In 2016, VOV relaunched the 89.0 MHz FM station into a health-oriented station.

From 2017, VOV began operating the VOV Media app on smartphones, and in 2020, VOV launched VOV Live, a digital platform featuring live radio & TV channel with on-demand programs as well.

==Services==
=== Radio ===

The main radio stations available on analogue and VOV applications area:

- VOV1 – news and current affairs; plus live important national events, parliament meetings, etc. Music, literature and drama are the only fields that largely fall outside its format. Broadcast 19/7, with overnight simulcast of VOV3 from midnight to 04:45. Available on 94-100 FM, 594-711 MW and on multiple frequencies on SW.
- VOV2 – culture, sports, leisure, science and educational. Broadcast 19/7; available on 96.5-103.5 FM, 549-1089 MW and 6.02-9.875 SW.
- VOV3 – music-oriented. Broadcast 24/7, the station was previously home of Xone FM and The One Radio from 2006 to mid-April 2023. Available on 102.7 FM in Hanoi, HCMC and nationwide FM systems.
- VOV4 – ethnic languages, broadcasting in 11 languages. Available in MW, SW and FM under five regional feeds, 12/7. All five feeds are available online and on VOV apps.
- VOV5 – international service. Broadcasting in 13 foreign languages to many parts of the world via analogue and digital shortwave, internet streaming and podcasting, satellite, FM and MW relays. The Vietnamese feed is available on 105.5 FM in Hanoi and 105.7 FM in Ho Chi Minh City from 07:00 to 23:00
- VOV6 – literature and art programmes, a block on VOV2 with diversal air time.
- VOV Traffic Service – transportation information, entertainment and talk.

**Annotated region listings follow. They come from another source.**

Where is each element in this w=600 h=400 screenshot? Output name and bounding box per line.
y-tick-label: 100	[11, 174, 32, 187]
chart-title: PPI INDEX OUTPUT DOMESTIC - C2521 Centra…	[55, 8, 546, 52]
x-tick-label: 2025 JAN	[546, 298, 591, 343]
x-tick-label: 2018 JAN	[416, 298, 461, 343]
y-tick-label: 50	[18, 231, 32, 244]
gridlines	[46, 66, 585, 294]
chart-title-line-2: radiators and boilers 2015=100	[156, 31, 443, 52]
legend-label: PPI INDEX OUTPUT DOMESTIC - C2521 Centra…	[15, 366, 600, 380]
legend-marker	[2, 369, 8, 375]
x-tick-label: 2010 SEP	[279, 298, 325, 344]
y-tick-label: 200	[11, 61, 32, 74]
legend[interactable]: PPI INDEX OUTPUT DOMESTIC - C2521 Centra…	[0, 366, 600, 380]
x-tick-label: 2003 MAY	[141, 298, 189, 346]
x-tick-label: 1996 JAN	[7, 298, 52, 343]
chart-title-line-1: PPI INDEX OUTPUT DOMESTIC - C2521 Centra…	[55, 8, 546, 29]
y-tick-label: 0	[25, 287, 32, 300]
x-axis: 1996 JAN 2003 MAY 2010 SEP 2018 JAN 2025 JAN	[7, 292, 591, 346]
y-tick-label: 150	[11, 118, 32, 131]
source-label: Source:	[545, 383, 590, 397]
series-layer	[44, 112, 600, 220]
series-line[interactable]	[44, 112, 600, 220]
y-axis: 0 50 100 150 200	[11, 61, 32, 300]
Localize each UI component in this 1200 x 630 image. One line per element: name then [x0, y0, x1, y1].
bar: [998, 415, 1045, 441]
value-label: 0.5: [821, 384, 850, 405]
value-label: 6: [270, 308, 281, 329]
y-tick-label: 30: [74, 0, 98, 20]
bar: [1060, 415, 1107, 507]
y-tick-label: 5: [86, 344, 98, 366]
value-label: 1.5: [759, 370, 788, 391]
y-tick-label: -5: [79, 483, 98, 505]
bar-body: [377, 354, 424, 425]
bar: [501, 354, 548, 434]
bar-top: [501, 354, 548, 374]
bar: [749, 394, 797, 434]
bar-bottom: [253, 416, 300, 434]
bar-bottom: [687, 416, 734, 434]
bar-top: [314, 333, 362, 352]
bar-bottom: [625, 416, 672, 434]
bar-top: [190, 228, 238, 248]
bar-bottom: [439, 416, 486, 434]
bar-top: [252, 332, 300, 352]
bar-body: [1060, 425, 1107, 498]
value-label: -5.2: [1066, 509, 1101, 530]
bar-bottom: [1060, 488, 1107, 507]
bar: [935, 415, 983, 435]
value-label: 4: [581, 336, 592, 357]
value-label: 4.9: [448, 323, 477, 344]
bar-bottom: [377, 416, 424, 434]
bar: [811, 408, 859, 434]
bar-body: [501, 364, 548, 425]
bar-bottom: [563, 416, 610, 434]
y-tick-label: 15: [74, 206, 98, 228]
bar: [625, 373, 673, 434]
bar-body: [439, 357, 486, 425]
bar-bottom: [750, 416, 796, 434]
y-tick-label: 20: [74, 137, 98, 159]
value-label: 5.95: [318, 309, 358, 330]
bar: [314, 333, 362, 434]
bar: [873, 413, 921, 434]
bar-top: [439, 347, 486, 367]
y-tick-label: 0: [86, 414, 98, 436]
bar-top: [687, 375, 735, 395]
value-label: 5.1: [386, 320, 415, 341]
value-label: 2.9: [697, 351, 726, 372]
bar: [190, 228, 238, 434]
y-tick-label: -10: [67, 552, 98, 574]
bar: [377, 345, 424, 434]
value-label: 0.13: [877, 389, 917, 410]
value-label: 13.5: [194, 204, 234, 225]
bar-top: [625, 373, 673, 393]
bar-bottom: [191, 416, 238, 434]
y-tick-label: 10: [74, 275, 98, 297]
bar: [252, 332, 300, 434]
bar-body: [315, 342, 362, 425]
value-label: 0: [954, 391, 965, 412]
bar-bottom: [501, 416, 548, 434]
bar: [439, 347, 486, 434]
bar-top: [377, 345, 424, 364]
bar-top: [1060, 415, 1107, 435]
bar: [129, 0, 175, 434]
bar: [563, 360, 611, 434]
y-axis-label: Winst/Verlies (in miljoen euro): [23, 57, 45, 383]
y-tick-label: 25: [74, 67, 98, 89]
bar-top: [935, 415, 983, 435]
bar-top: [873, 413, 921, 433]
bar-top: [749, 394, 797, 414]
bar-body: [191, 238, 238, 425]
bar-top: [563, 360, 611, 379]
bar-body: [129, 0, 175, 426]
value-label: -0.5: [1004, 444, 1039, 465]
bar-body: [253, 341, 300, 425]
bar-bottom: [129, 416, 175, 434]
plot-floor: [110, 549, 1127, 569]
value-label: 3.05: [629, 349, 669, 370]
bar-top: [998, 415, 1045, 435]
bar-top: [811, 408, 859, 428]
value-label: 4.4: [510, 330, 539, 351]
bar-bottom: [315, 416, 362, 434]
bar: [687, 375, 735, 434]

Divided into three separate channels: VOV Traffic Service - Hanoi, VOV Traffic Service - Ho Chi Minh City and Mekong FM. The Hanoi and HCMC editions both available on 91.0 FM, whereas the Mekong edition is available on 90.0 FM. These channels are all broadcast 24/7.
- VOV FM 89 MHz – health, environment and safety consumering programmes, 17/7. True to its name, this radio station is available on 89.0 FM in Hanoi, HCMC and several areas. Before April 1st 2023, the station was the home of Xone FM with programme broadcast from 6am-1pm and 5pm-10pm; at that time VOV FM 89 became a secondary relay of VOV2, still with its normal 17 hours schedule, later reduced to 3 hours.
- VOV English 24/7 – English-language programmes, 18/7. Available on 104.0 FM in Hanoi, Hue and HCMC.

=== Other media platforms ===
- Voice of Vietnam: VOV's printing newspaper, first released on 2 November 1998. From 2012, the VOV newspaper format was switched to compact format; it was later reverse back to original Berliner format after a short time.
- VOV.VN: VOV's online site; first launched on 3 September 1999 under the name VOV NEWS.
- VOV Media: Multimedia applications, available on mobile.